La clé de compréhension de cette apparente ambiguïté est certainement dans Luc 12, 16-21 : "Et il leur dit cette parabole : les terres d'un homme riche avaient beaucoup rapporté. Et il raisonnait en lui-même, disant : que ferai-je ? Car je n'ai pas de place pour serrer ma récolte. Voici, dit-il, ce que je ferai : j'abattrai mes greniers, j'en bâtirai de plus grands, j'y amasserai toute ma récolte et tous mes biens ; et je dirai à mon âme : mon âme, tu as beaucoup de biens en réserve pour plusieurs années ; repose-toi, mange, bois, et réjouis-toi. Mais Dieu lui dit : insensé ! cette nuit même ton âme te sera redemandée ; et ce que tu as préparé, pour qui cela sera-t-il ? Il en est ainsi de celui qui amasse des trésors pour lui-même, et qui n'est pas riche pour Dieu." Ainsi, il apparaît que la richesse en elle-même, pour elle-même n'a pas de valeur aux yeux de Dieu. La parabole des talents ne doit pas donc être lue sous le registre financier (nous nous en excusons auprès des banquiers) : l'argent évoqué à travers les talents n'est qu'une métaphore qu'il nous faut découvrir tout au long du texte.

Toutefois, si c'est l'argent qui est utilisé comme vecteur de la parabole, il ne faut pas en ignorer les aspects. Les talents du voyageur représentent une immense fortune, de celle dont ne peuvent que rêver les serviteurs mentionnés. Au-delà de la compréhension moderne du mot "talent" comme "habileté" ou "disposition", le terme signifie bien que ce qui est laissé aux serviteurs a une grande valeur.

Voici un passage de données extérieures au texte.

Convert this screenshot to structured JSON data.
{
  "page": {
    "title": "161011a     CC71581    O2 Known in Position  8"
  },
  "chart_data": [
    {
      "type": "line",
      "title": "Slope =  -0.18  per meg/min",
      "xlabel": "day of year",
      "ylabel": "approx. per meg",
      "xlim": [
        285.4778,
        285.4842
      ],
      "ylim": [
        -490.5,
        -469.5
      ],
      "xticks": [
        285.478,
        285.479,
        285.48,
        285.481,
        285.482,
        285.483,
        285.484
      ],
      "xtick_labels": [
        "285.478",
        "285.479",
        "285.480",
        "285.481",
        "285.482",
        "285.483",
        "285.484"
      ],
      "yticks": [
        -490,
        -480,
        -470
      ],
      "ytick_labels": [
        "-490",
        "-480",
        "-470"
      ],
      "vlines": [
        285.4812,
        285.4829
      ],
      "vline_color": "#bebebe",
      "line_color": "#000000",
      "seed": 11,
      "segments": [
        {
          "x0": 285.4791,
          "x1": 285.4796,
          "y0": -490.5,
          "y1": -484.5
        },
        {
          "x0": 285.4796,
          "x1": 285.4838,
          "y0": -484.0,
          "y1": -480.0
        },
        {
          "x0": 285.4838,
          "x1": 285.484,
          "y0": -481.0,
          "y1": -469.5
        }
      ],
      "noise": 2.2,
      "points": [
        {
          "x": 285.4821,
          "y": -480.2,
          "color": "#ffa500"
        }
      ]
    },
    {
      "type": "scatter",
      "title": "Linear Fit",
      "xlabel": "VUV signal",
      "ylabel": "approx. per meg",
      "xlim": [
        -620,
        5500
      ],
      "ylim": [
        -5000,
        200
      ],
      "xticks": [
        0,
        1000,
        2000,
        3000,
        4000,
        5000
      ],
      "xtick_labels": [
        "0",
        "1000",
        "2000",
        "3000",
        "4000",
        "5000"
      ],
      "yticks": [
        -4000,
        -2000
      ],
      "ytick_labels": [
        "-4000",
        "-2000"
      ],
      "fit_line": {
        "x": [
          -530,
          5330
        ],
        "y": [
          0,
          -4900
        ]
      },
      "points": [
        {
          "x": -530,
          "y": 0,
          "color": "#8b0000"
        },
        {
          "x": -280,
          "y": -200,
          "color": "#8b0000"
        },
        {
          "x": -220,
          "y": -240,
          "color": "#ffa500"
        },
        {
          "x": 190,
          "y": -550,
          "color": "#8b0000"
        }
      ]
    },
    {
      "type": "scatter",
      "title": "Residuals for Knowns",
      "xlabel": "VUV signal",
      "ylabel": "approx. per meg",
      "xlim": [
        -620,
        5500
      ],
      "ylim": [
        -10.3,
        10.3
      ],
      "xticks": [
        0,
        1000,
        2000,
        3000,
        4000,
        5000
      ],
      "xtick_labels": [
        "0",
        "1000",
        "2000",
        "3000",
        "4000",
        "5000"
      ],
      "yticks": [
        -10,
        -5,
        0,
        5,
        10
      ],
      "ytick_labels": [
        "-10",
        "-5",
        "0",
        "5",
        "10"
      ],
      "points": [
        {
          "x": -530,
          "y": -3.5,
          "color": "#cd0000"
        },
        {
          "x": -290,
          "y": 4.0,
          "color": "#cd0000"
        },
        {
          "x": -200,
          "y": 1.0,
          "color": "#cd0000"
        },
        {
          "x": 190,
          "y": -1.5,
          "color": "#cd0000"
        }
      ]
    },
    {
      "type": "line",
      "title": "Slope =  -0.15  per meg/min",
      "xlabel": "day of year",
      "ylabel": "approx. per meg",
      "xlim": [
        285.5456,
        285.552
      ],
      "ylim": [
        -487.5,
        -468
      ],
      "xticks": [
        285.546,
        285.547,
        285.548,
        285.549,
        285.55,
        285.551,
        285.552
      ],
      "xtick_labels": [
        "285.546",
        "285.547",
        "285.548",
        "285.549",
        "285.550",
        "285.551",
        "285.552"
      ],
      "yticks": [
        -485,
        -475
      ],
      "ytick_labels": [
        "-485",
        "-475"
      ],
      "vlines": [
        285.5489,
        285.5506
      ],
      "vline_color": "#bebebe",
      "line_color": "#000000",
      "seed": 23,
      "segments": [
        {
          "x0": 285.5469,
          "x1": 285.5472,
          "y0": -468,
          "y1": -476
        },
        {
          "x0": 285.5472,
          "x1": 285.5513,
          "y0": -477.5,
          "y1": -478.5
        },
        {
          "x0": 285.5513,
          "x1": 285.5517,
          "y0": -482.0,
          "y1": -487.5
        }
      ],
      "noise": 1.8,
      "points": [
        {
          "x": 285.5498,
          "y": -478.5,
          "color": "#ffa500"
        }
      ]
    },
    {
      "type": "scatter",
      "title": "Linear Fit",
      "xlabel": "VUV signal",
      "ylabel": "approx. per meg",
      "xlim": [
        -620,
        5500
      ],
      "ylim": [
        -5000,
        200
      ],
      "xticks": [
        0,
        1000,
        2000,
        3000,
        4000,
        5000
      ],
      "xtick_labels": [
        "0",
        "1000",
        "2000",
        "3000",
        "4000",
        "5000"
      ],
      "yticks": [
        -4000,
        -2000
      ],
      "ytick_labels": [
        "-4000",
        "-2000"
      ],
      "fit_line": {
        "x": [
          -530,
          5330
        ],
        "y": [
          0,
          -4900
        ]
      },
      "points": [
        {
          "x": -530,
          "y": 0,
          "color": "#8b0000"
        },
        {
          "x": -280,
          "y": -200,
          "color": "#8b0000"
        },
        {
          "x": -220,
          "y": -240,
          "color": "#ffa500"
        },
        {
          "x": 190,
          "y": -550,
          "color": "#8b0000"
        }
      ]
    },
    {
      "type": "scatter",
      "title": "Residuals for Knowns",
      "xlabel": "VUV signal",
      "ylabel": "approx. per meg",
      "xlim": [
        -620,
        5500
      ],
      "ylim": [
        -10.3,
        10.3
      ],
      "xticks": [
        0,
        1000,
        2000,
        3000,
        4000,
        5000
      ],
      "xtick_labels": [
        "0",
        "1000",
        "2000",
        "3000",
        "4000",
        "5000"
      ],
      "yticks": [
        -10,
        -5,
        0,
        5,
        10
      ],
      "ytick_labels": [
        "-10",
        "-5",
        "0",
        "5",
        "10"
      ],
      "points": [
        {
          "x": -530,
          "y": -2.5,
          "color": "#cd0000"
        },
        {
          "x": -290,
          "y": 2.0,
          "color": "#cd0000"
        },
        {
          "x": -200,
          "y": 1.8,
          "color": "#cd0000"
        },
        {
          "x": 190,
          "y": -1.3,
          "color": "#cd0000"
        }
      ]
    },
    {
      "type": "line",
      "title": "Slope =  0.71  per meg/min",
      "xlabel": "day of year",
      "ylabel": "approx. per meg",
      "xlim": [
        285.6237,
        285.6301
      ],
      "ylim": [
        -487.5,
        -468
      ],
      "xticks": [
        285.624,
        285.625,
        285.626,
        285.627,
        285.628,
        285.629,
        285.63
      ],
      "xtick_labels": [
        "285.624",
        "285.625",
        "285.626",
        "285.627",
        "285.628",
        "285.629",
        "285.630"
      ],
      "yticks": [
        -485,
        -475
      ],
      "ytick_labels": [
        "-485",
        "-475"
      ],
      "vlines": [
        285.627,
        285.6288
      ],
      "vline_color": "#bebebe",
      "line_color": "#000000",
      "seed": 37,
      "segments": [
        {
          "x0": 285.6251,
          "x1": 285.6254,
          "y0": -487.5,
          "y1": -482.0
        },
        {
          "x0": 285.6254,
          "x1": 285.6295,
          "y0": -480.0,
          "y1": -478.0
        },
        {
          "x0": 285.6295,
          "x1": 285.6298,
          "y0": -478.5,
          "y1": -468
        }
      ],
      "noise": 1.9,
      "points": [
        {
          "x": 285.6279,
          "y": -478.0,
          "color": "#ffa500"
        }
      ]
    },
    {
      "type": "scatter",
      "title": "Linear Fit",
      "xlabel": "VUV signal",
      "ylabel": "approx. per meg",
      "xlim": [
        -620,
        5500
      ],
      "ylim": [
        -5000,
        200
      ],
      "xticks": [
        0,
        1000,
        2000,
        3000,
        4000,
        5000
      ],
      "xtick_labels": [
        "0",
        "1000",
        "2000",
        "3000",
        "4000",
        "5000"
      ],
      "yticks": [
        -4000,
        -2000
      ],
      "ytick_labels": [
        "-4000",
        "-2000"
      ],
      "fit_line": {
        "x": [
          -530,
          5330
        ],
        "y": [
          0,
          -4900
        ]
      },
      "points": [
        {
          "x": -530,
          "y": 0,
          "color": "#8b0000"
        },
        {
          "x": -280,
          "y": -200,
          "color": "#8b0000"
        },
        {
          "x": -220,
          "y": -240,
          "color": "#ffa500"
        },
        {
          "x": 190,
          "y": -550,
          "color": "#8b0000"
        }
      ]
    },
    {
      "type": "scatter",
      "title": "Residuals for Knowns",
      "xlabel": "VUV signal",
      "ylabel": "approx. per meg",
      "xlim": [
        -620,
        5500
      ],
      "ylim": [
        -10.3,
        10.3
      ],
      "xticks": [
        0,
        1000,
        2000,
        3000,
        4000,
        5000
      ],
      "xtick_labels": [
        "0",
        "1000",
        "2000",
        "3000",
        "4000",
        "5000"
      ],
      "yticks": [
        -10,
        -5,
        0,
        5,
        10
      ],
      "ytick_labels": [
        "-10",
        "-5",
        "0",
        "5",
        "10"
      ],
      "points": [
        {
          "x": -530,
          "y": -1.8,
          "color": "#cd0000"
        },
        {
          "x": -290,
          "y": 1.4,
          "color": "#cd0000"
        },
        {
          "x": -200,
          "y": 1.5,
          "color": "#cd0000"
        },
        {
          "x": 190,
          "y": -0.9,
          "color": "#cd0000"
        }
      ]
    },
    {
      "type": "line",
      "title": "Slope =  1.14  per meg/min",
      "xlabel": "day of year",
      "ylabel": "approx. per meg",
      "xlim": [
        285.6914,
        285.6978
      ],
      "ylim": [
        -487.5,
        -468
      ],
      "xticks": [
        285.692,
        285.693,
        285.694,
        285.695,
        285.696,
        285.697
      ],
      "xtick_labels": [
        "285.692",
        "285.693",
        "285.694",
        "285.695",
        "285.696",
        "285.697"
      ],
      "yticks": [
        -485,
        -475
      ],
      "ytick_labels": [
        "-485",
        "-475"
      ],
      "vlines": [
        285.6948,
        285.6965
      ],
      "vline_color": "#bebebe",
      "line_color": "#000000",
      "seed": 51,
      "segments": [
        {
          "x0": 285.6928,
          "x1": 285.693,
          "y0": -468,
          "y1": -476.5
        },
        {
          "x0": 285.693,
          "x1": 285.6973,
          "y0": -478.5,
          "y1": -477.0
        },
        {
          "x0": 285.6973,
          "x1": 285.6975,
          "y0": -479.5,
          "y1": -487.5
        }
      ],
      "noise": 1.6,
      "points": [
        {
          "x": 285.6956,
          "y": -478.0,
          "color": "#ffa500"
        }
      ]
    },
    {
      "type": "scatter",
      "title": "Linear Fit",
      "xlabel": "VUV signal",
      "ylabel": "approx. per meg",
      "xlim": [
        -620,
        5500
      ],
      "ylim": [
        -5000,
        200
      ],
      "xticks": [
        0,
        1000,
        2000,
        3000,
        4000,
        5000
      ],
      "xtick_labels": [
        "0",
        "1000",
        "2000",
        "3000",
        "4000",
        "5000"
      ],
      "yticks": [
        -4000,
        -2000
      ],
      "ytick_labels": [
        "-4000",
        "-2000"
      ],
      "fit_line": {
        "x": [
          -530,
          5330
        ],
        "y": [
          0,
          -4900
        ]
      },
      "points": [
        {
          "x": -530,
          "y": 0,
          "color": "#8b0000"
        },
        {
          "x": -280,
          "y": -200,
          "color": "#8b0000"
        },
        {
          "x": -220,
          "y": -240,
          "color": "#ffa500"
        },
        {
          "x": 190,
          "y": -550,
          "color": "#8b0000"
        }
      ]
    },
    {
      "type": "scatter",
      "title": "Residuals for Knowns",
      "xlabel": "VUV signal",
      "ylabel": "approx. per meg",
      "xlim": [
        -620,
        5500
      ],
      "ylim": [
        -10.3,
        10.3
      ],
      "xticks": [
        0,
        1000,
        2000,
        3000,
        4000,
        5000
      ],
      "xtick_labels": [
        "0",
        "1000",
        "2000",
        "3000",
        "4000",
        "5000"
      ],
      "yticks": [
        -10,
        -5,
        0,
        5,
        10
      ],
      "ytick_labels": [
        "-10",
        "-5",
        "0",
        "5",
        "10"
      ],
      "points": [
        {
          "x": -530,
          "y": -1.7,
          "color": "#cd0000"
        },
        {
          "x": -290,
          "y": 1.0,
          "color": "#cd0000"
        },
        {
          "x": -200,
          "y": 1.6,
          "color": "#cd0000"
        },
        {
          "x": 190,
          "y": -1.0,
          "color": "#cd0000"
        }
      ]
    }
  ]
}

Si nous acceptons que cet homme itinérant soit Dieu (celui d'Abraham, de Moïse, grands voyageurs), nous remarquons qu'en confiant tous ses biens, il ne peut offrir que ce qu'il a de plus précieux : son Esprit, son Amour, sa Vie. Les serviteurs reçoivent ainsi la perle de grand prix, le trésor caché dans le champ, un bien inestimable. L'attente de Dieu est étonnamment absente en ce début de parabole : Il donne sans retour. Cela peut symboliser le don de la vie, le souffle originel. Chacun reçoit selon ses capacités : Dieu ne nous surestime pas mais de même ne nous sous-estime pas. Il donne en connaissance de cause selon nos possibilités. Son départ pour un long voyage est un enseignement sur "l'absence" apparente de Dieu dans nos vies. Dieu ne gère pas nos vies à notre place, il nous fait confiance ; Il nous convie à être co-gestionnaire de sa Création en quelque sorte. Il nous élève à sa hauteur en nous voulant responsables. Or, il est de notre devoir de prendre au sérieux cette responsabilité offerte par le Créateur. Elle comporte de la joie, celle de participer, d'œuvrer et d'accomplir mais aussi de la difficulté : échec, épuisement, renoncement. Il est à noter que cette responsabilité se termine un jour par le retour du Voyageur ; "longtemps après" signifiant qu'il faut attendre la mort des serviteurs pour un débriefing final. Un peu comme pour les ouvriers de la dernière heure, ce qu'offre en retour les deux premiers serviteurs comble de manière identique le maître. Dieu n'attend pas de nous d'aller au-delà de nos limites humaines et il reçoit avec autant de bonheur les grands comme les petits quelles que soient les capacités mises en jeu. Un saint est autant aimé de Dieu qu'un simple croyant bon et fidèle. Voilà ce que demande Dieu : bonté et fidélité. La joie qui leur est offerte en contrepartie annonce la Résurrection, promesse de félicité.

Le mauvais serviteur est celui qui, par peur, par lâcheté, par renoncement, oublie le trésor qu'il possède en lui. Ignorer ses talents, c'est tomber dans la médiocrité de la vie, source de malheur et d'infidélité. Ce serviteur n'avait reçu qu'un seul talent et s'il avait fait fructifier celui-ci, le maître aurait été pleinement satisfait. Mais il a préféré "s'endormir" pour éviter toute responsabilité dans la co-gestion de la Création. C'était la voie de la facilité : en faire le minimum (au moins il n'a pas perdu ou consommer le talent), espérer que d'autres contenteront le maître, ne pas faire profiter les autres de son talent si minime soit-il, etc. Ce serviteur voulait un Dieu omniprésent et actif mais sans se rendre compte que même Dieu absent, il reste paralysé. Il voulait d'un Dieu qui ne le laisse pas libre, d'un Dieu qui ne délègue rien.

Si le talent originel est la vie même de Dieu, le mauvais serviteur en demandant à Dieu de reprendre son bien initial se détourne définitivement de la joie promise, de la Résurrection, Vie en surabondance. Dans ce cas, il ne peut qu'être en Enfer.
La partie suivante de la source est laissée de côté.